Try to be more creative. Revamp the title above to make it punchier, catchier, and more engaging. For instance: “Almost Human: XYZ Pro Takes Thinking Out of Doing; New Update Adds Human-Response Feature to Interface.”

Rule No. 5: Abide by the Editing Process

Editors at press release distribution services, newspapers, and online news websites are stringent. Keep in mind that they are usually fervent studiers of the English language, AP style, tone, and prose. They don’t see any wiggle room in proper grammar or adherence to style; they see only black and white with no spatial gray area in between.

A Community Tool Box publication offers some tips on avoiding press release rejection by using proper grammar, spelling, titles, style, and prose. Remember, editors won’t fix your document for you; that’s on you. They might make minor changes.

However, if your press release distribution is not almost picture-perfect, it will go in the rejection pile with all of the other shoddily composed (and promptly rejected) news releases that editors get bombarded with day after day.

Rule No. 6: Collaborate to Succeed

Teamwork goes far in helping to develop an effective press release submission. Collaboration is how some of the finest marketing pieces are created.

So why limit the idea of the piece and its composition to just your ideas? Instead, brainstorm with a few others and co-create and co-write the piece together. This will improve clarity and can drastically enhance the quality of your press release.

Rule No. 7: Cross-Promote to Gain Credibility

Cross promoting is often called free advertising, which is exactly how the Edward Lowe Foundation references it. Cross promoting can help your information spread across multiple platforms quickly.

But, there are three inherent rules of cross-promotion: cost, control, and credibility.

Finding a cross-promotion partner is easy if you already do business with them. Imagine splitting the cost of the press release distribution and syndication with a brand that improves your overall branding and reach.

Reaching out to a few business partners may be you need to find a cross-promotion partner for your next PR campaign.

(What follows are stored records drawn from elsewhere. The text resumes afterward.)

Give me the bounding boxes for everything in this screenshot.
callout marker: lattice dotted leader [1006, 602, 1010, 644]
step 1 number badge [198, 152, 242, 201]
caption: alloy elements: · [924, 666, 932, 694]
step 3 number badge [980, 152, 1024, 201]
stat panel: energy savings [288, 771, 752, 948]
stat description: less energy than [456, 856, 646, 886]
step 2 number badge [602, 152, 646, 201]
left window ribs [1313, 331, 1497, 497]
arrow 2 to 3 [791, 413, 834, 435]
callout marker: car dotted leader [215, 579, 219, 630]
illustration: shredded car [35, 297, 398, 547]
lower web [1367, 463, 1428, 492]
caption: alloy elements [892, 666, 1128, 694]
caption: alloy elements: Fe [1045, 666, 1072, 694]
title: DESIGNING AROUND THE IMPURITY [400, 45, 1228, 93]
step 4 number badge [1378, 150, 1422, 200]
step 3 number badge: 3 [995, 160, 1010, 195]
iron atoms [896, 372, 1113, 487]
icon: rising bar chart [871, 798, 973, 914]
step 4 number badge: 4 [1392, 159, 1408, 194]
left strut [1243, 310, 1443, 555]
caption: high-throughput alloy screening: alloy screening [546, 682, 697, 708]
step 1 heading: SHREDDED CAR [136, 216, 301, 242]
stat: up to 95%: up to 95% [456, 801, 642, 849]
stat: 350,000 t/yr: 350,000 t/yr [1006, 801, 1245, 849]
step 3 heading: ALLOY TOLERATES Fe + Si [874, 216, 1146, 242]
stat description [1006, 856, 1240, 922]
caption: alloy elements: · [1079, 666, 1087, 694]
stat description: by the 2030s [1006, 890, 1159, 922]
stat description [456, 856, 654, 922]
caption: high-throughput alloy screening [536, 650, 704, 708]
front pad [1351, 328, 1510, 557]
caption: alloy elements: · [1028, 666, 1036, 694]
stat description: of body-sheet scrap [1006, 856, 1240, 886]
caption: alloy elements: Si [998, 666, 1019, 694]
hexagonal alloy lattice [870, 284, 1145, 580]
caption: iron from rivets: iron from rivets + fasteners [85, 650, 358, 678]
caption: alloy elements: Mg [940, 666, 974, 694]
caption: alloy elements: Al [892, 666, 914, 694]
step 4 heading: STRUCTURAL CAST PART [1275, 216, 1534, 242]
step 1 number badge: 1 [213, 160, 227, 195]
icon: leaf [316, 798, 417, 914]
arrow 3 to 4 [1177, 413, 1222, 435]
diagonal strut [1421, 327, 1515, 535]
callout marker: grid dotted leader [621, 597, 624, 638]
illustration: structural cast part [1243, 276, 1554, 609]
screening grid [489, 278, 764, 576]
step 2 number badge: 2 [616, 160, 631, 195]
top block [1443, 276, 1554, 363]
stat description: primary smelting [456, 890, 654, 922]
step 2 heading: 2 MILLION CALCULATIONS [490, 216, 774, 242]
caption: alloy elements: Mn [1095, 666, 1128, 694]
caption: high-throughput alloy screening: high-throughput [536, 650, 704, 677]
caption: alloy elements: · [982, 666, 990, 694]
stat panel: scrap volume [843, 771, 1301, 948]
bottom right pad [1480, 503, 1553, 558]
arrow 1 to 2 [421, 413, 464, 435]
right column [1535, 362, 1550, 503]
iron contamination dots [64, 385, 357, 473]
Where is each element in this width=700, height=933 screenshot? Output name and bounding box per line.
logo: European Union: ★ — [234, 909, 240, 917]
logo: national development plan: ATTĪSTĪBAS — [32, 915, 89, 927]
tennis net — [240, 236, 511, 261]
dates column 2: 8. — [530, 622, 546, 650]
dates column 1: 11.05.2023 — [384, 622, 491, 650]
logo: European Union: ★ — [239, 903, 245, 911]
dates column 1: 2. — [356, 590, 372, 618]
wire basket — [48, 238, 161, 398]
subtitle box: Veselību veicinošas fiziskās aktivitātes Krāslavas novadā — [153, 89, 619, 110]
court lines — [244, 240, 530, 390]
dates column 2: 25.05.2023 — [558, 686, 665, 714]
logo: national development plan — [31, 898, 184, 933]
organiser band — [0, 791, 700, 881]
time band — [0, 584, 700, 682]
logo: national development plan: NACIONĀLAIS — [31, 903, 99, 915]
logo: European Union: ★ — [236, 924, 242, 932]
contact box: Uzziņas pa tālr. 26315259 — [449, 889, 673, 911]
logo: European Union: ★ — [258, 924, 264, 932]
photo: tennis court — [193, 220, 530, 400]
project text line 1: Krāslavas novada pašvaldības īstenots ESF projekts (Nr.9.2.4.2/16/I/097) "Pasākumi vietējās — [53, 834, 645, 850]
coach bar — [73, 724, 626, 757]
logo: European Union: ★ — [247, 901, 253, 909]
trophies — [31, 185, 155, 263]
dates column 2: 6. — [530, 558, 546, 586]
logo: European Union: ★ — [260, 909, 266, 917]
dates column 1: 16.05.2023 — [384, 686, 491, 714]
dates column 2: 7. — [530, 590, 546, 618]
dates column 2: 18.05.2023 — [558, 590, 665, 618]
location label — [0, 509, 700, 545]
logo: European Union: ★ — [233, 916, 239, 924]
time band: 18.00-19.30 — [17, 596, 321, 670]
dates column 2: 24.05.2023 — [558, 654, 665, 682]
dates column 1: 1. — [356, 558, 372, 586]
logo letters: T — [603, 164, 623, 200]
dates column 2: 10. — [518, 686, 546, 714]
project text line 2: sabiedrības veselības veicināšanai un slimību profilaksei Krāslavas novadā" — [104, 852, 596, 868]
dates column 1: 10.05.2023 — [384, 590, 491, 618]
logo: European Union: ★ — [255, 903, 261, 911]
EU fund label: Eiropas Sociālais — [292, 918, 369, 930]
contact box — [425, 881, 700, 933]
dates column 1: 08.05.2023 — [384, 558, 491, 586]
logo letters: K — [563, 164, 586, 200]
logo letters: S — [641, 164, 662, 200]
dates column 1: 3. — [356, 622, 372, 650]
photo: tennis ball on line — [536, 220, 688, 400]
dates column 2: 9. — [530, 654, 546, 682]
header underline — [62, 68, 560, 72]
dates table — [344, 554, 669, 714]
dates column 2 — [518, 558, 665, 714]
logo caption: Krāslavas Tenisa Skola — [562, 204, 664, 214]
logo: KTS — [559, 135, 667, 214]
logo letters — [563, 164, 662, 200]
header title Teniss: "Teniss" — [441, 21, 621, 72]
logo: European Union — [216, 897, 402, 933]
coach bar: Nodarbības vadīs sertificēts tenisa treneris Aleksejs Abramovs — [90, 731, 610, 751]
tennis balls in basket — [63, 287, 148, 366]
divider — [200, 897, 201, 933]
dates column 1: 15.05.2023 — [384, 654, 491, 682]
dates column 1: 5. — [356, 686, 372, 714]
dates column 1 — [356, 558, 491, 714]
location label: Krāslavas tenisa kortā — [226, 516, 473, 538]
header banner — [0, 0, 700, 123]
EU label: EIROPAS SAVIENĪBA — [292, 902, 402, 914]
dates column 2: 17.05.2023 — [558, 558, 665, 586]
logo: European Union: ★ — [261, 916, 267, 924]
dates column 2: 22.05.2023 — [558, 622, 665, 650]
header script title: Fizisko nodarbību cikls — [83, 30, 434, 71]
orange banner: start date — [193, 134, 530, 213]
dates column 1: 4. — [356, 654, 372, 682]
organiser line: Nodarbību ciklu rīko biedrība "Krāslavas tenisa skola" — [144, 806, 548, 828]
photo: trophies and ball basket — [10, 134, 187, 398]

Rule No. 8: Use Quality Distribution Channels

Cheap distribution is not good, and good distribution is not cheap. Distribution costs money, plain and simple.

There’s a lot of squabble online about which press release distribution service is the best. Speaking from personal experience, there is only a handful worth using.

I’ve nailed Wall Street Journal time and time again using Berkshire Hathaway’s Business Wire, but it costs $400 or more for a release with a 400-word limit. (They charge you for every 100 words after that.) You’ll also pay a pretty penny to add photos, videos, social media signals, and so forth.

Marketwire gets decent traction and features an awesome dashboard with good analytics. PR Web is the most profitable of all distribution services but still charges nearly as much for tier-one distribution as the other services.

As for add-ons, you get more bang for your buck on PR Web because you can add videos, images, and hyperlinks for free. Other services to consider include: PR Newswire, B Wire, and 1888 Press Releases.